A location called Alfred’s Castle is a Bronze Age enclosure near Ashdown House, just south of Ashbury, and in Victorian times was considered a possible location for the Wessex troops prior to the Battle of Ashdown.
However, there is no evidence that the site called Alfred’s Castle was called this prior to the 19th century. I have read that it was previously called Ashbury, with that name apparently later transferred to the nearby village, although I have been unable to prove either of those points. It seems likely that a Latin charter issued in 840 at Southampton by King Alfred’s father Æthelwulf relates to Ashbury (as Aysheburi) and Ashdown (as Aysshedoune). We are not provided with any information as to where these places called Aysheburi and Aysshedoune were, but the Berkshire Ashbury seems likely, based on the details provided in the subsequent charter. There is a clear similarity to Æscesdun (how the site of the battle is named in both the Old English of the Anglo Saxon Chronicles and the Latin of Asser, who also calls it Mons Fraxini, although it seems that this may have just been his direct translation of Æscesdun) but the differences will also be noted. However, that the Aysshe element was mutable to Aesce seems to be supported by a later charter, also issued by Aethelwulf at an unstated location, in 856, where a place named Æscesbyrig seems to be Ashbury, because geographical features are mentioned (actually of the adjacent settlement of Woolstone). This charter is slightly more challenged as to its authenticity, although the information relating to place-names may still be correct.
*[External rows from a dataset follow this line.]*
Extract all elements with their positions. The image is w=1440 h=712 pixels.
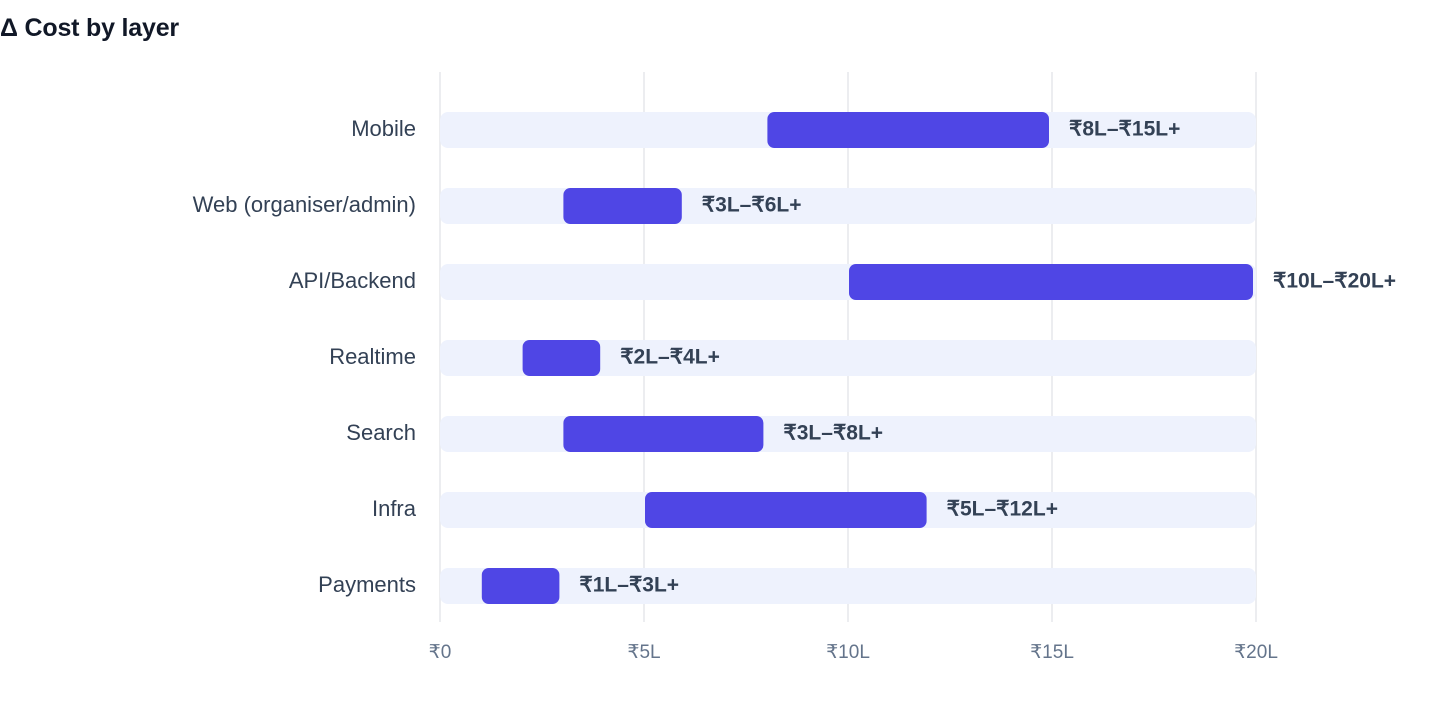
category-label: Realtime: [329, 344, 416, 369]
category-label: API/Backend: [289, 268, 416, 293]
range-bar: [522, 340, 601, 376]
range-label: ₹1L–₹3L+: [579, 574, 679, 597]
bar-track: [440, 340, 1256, 376]
range-label: ₹5L–₹12L+: [947, 498, 1058, 521]
category-label: Web (organiser/admin): [193, 192, 416, 217]
labels: ₹0 ₹5L ₹10L ₹15L ₹20L Mobile ₹8L–₹15L+ Web (org…: [193, 116, 1396, 663]
category-label: Payments: [318, 572, 416, 597]
bar-track: [440, 188, 1256, 224]
x-tick-label: ₹0: [429, 642, 452, 663]
range-bars: [481, 112, 1253, 604]
chart-title: Δ Cost by layer: [0, 14, 179, 42]
x-tick-label: ₹20L: [1234, 642, 1278, 663]
range-label: ₹3L–₹8L+: [783, 422, 883, 445]
range-label: ₹8L–₹15L+: [1069, 118, 1180, 141]
range-bar: [645, 492, 927, 528]
x-tick-label: ₹15L: [1030, 642, 1074, 663]
range-bar: [563, 416, 764, 452]
category-label: Mobile: [351, 116, 416, 141]
category-label: Search: [346, 420, 416, 445]
range-bar: [767, 112, 1049, 148]
range-label: ₹3L–₹6L+: [702, 194, 802, 217]
range-label: ₹2L–₹4L+: [620, 346, 720, 369]
x-tick-label: ₹5L: [627, 642, 660, 663]
category-label: Infra: [372, 496, 417, 521]
range-bar: [849, 264, 1253, 300]
range-bar: [481, 568, 560, 604]
x-tick-label: ₹10L: [826, 642, 870, 663]
bar-track: [440, 568, 1256, 604]
range-label: ₹10L–₹20L+: [1273, 270, 1396, 293]
range-bar: [563, 188, 682, 224]
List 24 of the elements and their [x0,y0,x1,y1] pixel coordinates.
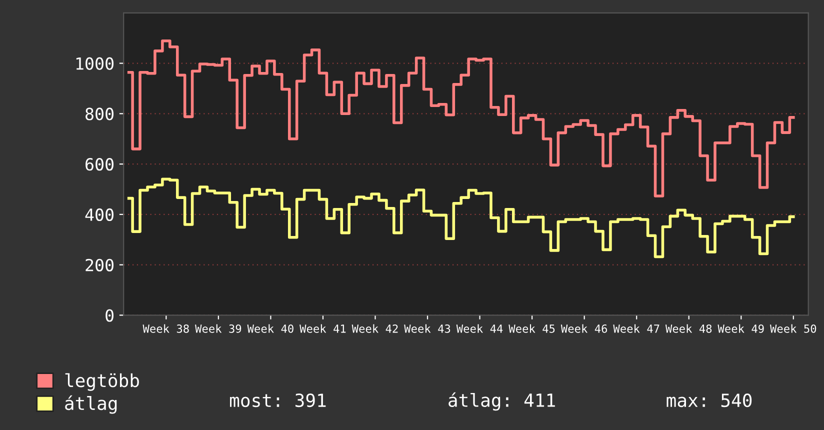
y-tick-label: 200 [86,258,114,272]
y-tick-label: 1000 [76,57,114,70]
x-tick-label: Week 50 [770,324,816,333]
x-tick-label: Week 40 [247,324,294,333]
x-tick-label: Week 44 [456,324,503,333]
x-tick-label: Week 49 [718,324,764,333]
text: max: 540 [666,393,752,408]
text: átlag: 411 [448,392,555,411]
y-tick-label: 400 [85,208,114,222]
x-tick-label: Week 48 [665,324,712,333]
x-tick-label: Week 42 [352,324,398,333]
x-tick-label: Week 46 [560,324,608,333]
x-tick-label: Week 38 [142,324,189,333]
x-tick-label: Week 45 [508,324,555,333]
x-tick-label: Week 43 [404,324,450,333]
x-tick-label: Week 41 [300,324,346,333]
legend-label: átlag [65,395,117,414]
y-tick-label: 600 [86,158,114,171]
y-tick-label: 800 [86,108,114,120]
x-tick-label: Week 39 [195,324,242,333]
text: most: 391 [230,393,326,408]
legend-label: legtöbb [65,373,139,391]
y-tick-label: 0 [106,309,114,322]
x-tick-label: Week 47 [613,324,660,333]
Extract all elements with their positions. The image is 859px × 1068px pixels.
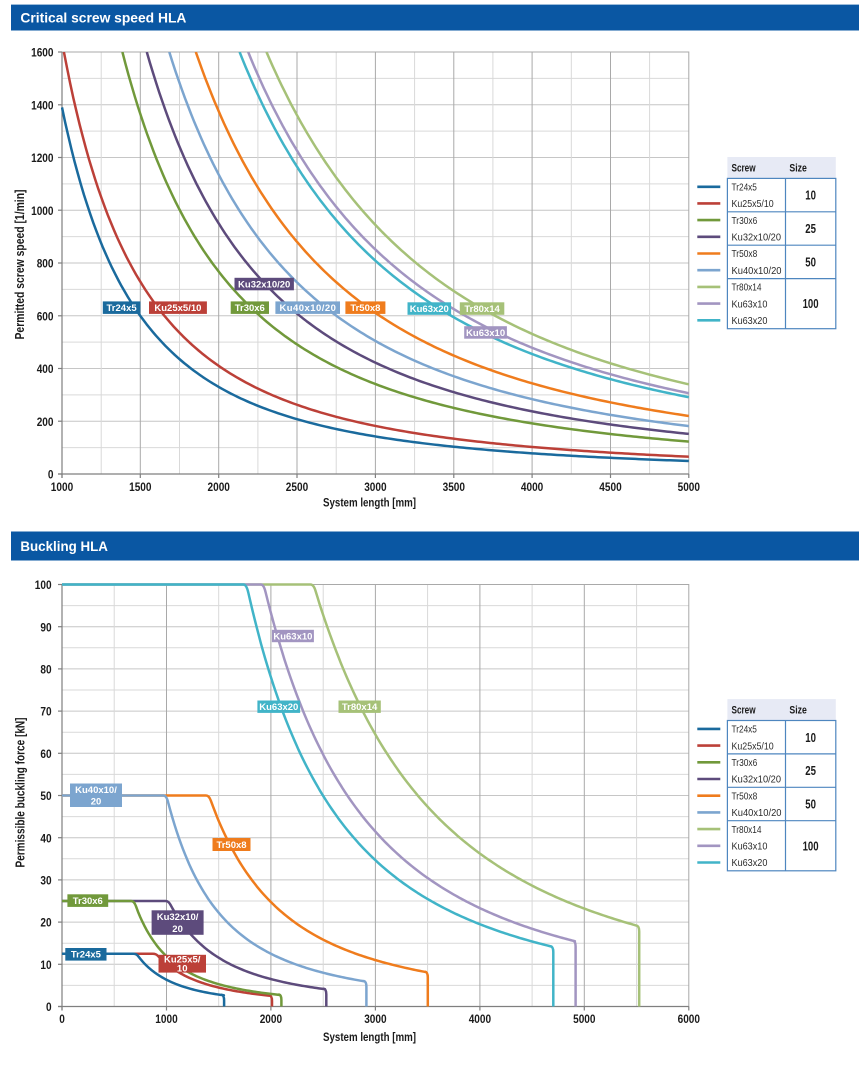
svg-text:Tr24x5: Tr24x5: [732, 724, 758, 736]
svg-text:Ku63x20: Ku63x20: [732, 315, 768, 327]
svg-text:Tr80x14: Tr80x14: [464, 304, 500, 315]
svg-text:Screw: Screw: [732, 163, 756, 175]
svg-text:10: 10: [805, 188, 816, 203]
svg-text:400: 400: [37, 362, 54, 376]
svg-text:Ku25x5/10: Ku25x5/10: [732, 198, 774, 210]
svg-text:Ku25x5/10: Ku25x5/10: [154, 303, 201, 314]
svg-text:Tr50x8: Tr50x8: [732, 248, 758, 260]
svg-text:Size: Size: [789, 163, 806, 175]
svg-text:Ku40x10/20: Ku40x10/20: [732, 807, 782, 819]
svg-text:30: 30: [40, 874, 51, 888]
svg-text:3000: 3000: [364, 480, 387, 494]
svg-text:System length [mm]: System length [mm]: [323, 1030, 416, 1044]
svg-text:Tr24x5: Tr24x5: [732, 181, 758, 193]
svg-text:Ku63x20: Ku63x20: [732, 857, 768, 869]
svg-text:50: 50: [40, 789, 51, 803]
svg-text:Critical screw speed HLA: Critical screw speed HLA: [20, 9, 186, 25]
svg-text:Tr30x6: Tr30x6: [732, 757, 758, 769]
svg-text:Tr50x8: Tr50x8: [732, 790, 758, 802]
svg-text:Tr30x6: Tr30x6: [73, 896, 103, 907]
svg-text:200: 200: [37, 415, 54, 429]
svg-text:25: 25: [805, 763, 816, 778]
svg-text:Ku25x5/: Ku25x5/: [164, 955, 201, 966]
svg-text:4000: 4000: [521, 480, 544, 494]
svg-text:100: 100: [803, 296, 819, 311]
svg-text:800: 800: [37, 257, 54, 271]
svg-text:4000: 4000: [469, 1012, 492, 1026]
svg-text:100: 100: [35, 578, 52, 592]
svg-text:Ku32x10/20: Ku32x10/20: [732, 232, 782, 244]
svg-text:System length [mm]: System length [mm]: [323, 496, 416, 510]
svg-text:Tr80x14: Tr80x14: [732, 282, 762, 294]
svg-text:2000: 2000: [208, 480, 231, 494]
svg-text:20: 20: [91, 797, 102, 808]
svg-text:Ku32x10/20: Ku32x10/20: [238, 280, 290, 291]
svg-text:1200: 1200: [31, 151, 54, 165]
svg-text:Ku63x10: Ku63x10: [732, 841, 768, 853]
svg-text:50: 50: [805, 797, 816, 812]
svg-text:Tr30x6: Tr30x6: [732, 215, 758, 227]
svg-text:Tr80x14: Tr80x14: [342, 702, 378, 713]
svg-text:Ku63x10: Ku63x10: [466, 328, 505, 339]
svg-text:0: 0: [46, 1000, 52, 1014]
svg-text:Ku25x5/10: Ku25x5/10: [732, 740, 774, 752]
svg-text:60: 60: [40, 747, 51, 761]
svg-text:Tr50x8: Tr50x8: [216, 840, 246, 851]
svg-text:Ku40x10/20: Ku40x10/20: [279, 303, 336, 314]
svg-text:Permitted screw speed [1/min]: Permitted screw speed [1/min]: [13, 190, 27, 340]
svg-text:20: 20: [40, 916, 51, 930]
svg-text:1000: 1000: [155, 1012, 178, 1026]
svg-text:600: 600: [37, 309, 54, 323]
svg-text:2000: 2000: [260, 1012, 283, 1026]
svg-text:1600: 1600: [31, 46, 54, 60]
svg-text:20: 20: [172, 924, 183, 935]
svg-text:0: 0: [59, 1012, 65, 1026]
svg-text:Ku63x10: Ku63x10: [273, 631, 312, 642]
svg-text:3500: 3500: [443, 480, 466, 494]
svg-text:1000: 1000: [51, 480, 74, 494]
svg-text:0: 0: [48, 468, 54, 482]
svg-text:Ku40x10/20: Ku40x10/20: [732, 265, 782, 277]
svg-text:100: 100: [803, 838, 819, 853]
svg-text:50: 50: [805, 255, 816, 270]
svg-text:80: 80: [40, 663, 51, 677]
svg-text:6000: 6000: [678, 1012, 701, 1026]
svg-text:40: 40: [40, 831, 51, 845]
svg-text:Ku63x20: Ku63x20: [410, 304, 449, 315]
svg-text:Buckling HLA: Buckling HLA: [20, 538, 108, 554]
svg-text:5000: 5000: [678, 480, 701, 494]
svg-text:Ku32x10/20: Ku32x10/20: [732, 774, 782, 786]
svg-text:2500: 2500: [286, 480, 309, 494]
svg-text:Tr50x8: Tr50x8: [350, 303, 380, 314]
svg-text:10: 10: [40, 958, 51, 972]
svg-text:70: 70: [40, 705, 51, 719]
svg-text:Tr30x6: Tr30x6: [235, 303, 265, 314]
svg-text:10: 10: [805, 730, 816, 745]
svg-text:4500: 4500: [599, 480, 622, 494]
svg-text:Screw: Screw: [732, 705, 756, 717]
svg-text:1400: 1400: [31, 98, 54, 112]
svg-text:10: 10: [177, 964, 188, 975]
svg-text:Ku40x10/: Ku40x10/: [75, 785, 117, 796]
svg-text:Ku63x10: Ku63x10: [732, 298, 768, 310]
svg-text:Permissible buckling force [kN: Permissible buckling force [kN]: [14, 718, 28, 868]
svg-text:Tr24x5: Tr24x5: [107, 303, 138, 314]
svg-text:Size: Size: [789, 705, 806, 717]
svg-text:3000: 3000: [364, 1012, 387, 1026]
svg-text:Tr80x14: Tr80x14: [732, 824, 762, 836]
svg-text:Ku63x20: Ku63x20: [259, 702, 298, 713]
svg-text:90: 90: [40, 620, 51, 634]
svg-text:5000: 5000: [573, 1012, 596, 1026]
svg-text:1500: 1500: [129, 480, 152, 494]
svg-text:25: 25: [805, 221, 816, 236]
svg-text:1000: 1000: [31, 204, 54, 218]
svg-text:Tr24x5: Tr24x5: [71, 950, 102, 961]
svg-text:Ku32x10/: Ku32x10/: [157, 912, 199, 923]
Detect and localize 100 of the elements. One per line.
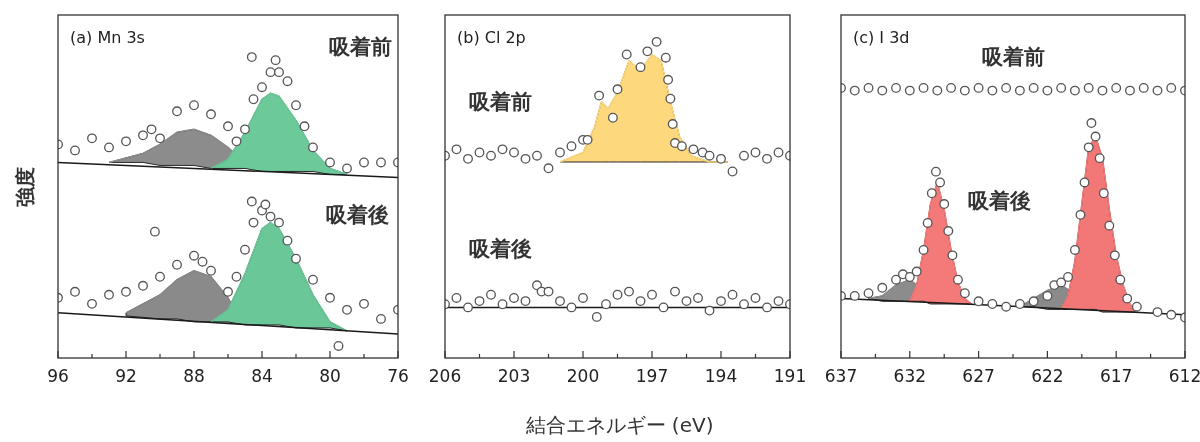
- point: [911, 266, 922, 277]
- point: [172, 259, 182, 270]
- point: [987, 299, 998, 309]
- point: [486, 289, 496, 300]
- point: [155, 271, 165, 282]
- point: [849, 85, 860, 96]
- point: [716, 153, 726, 164]
- point: [474, 296, 485, 307]
- x-tick-label: 637: [824, 366, 858, 386]
- point: [959, 85, 970, 96]
- point: [474, 147, 485, 158]
- point: [1098, 188, 1109, 199]
- x-tick-label: 200: [566, 366, 600, 386]
- point: [987, 85, 998, 96]
- point: [727, 289, 738, 300]
- point: [762, 302, 772, 313]
- point: [206, 265, 216, 276]
- point: [172, 106, 182, 117]
- point: [291, 253, 301, 264]
- point: [891, 274, 901, 285]
- point: [1042, 290, 1053, 301]
- point: [497, 144, 508, 155]
- point: [863, 82, 874, 93]
- point: [451, 144, 462, 155]
- point: [704, 305, 715, 316]
- x-tick-label: 84: [251, 366, 273, 386]
- point: [138, 280, 148, 291]
- point: [497, 299, 508, 310]
- point: [594, 90, 605, 101]
- point: [308, 274, 318, 285]
- point: [1069, 85, 1080, 96]
- point: [257, 82, 267, 93]
- point: [155, 133, 165, 144]
- point: [1001, 301, 1012, 312]
- point: [935, 177, 946, 188]
- point: [601, 299, 611, 310]
- point: [1152, 85, 1163, 96]
- point: [918, 82, 929, 93]
- point: [642, 46, 653, 57]
- point: [973, 82, 984, 93]
- point: [930, 166, 941, 177]
- point: [612, 84, 623, 95]
- point: [1056, 82, 1067, 93]
- point: [325, 157, 335, 168]
- point: [582, 134, 593, 145]
- point: [1138, 82, 1149, 93]
- point: [947, 250, 958, 261]
- point: [1056, 277, 1067, 288]
- point: [973, 296, 984, 307]
- point: [647, 289, 657, 300]
- point: [1069, 245, 1080, 255]
- point: [1131, 301, 1142, 312]
- x-tick-label: 92: [115, 366, 137, 386]
- point: [359, 157, 369, 168]
- point: [376, 157, 386, 168]
- annotation: 吸着前: [329, 34, 393, 59]
- point: [877, 85, 888, 96]
- point: [688, 144, 699, 155]
- point: [578, 292, 588, 303]
- point: [635, 62, 646, 73]
- x-tick-label: 627: [962, 366, 995, 386]
- point: [1028, 82, 1039, 93]
- point: [612, 289, 623, 300]
- point: [325, 292, 335, 303]
- point: [926, 188, 937, 199]
- point: [716, 296, 726, 307]
- point: [939, 199, 950, 210]
- point: [670, 138, 680, 148]
- point: [566, 141, 577, 152]
- x-tick-label: 96: [47, 366, 69, 386]
- point: [946, 82, 957, 93]
- point: [849, 290, 860, 301]
- point: [282, 76, 293, 87]
- point: [739, 150, 749, 161]
- point: [308, 142, 318, 153]
- x-tick-label: 197: [635, 366, 669, 386]
- annotation: 吸着後: [468, 237, 532, 262]
- point: [863, 288, 874, 299]
- point: [566, 302, 577, 313]
- point: [1104, 220, 1115, 231]
- point: [149, 226, 160, 237]
- point: [943, 226, 954, 237]
- point: [1152, 307, 1163, 318]
- point: [1028, 296, 1039, 307]
- point: [223, 121, 233, 132]
- point: [299, 121, 310, 132]
- point: [750, 147, 761, 158]
- point: [291, 100, 301, 111]
- point: [274, 217, 284, 228]
- point: [660, 52, 671, 63]
- point: [762, 153, 772, 164]
- point: [333, 341, 344, 351]
- x-tick-label: 632: [893, 366, 927, 386]
- point: [231, 136, 242, 147]
- chart-title: (a) Mn 3s: [70, 28, 145, 47]
- point: [1094, 153, 1105, 164]
- point: [451, 292, 462, 303]
- point: [87, 133, 97, 144]
- point: [265, 67, 276, 78]
- x-tick-label: 612: [1168, 366, 1200, 386]
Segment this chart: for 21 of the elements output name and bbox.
The granting by King Alfred’s father of land at a place called Aysshedoune certainly raises the prospect of the Battle of Ashdown having been fought in this area. However, places beginning with variants of “Ash” were and still are common. The evidence for the locations I describe in Part 2, where there was an area called Æscesdun, seems to me to be slightly stronger, although I can’t guarantee that I will maintain this position as I continue to look at and review new evidence. Ashdown House is 17th century. It is not possible for me to say whether Ashdown House has drawn its name from local legends (or the truth!) about the Battle of Ashdown or if it has preserved the name of Aysshedoune through some route (see above).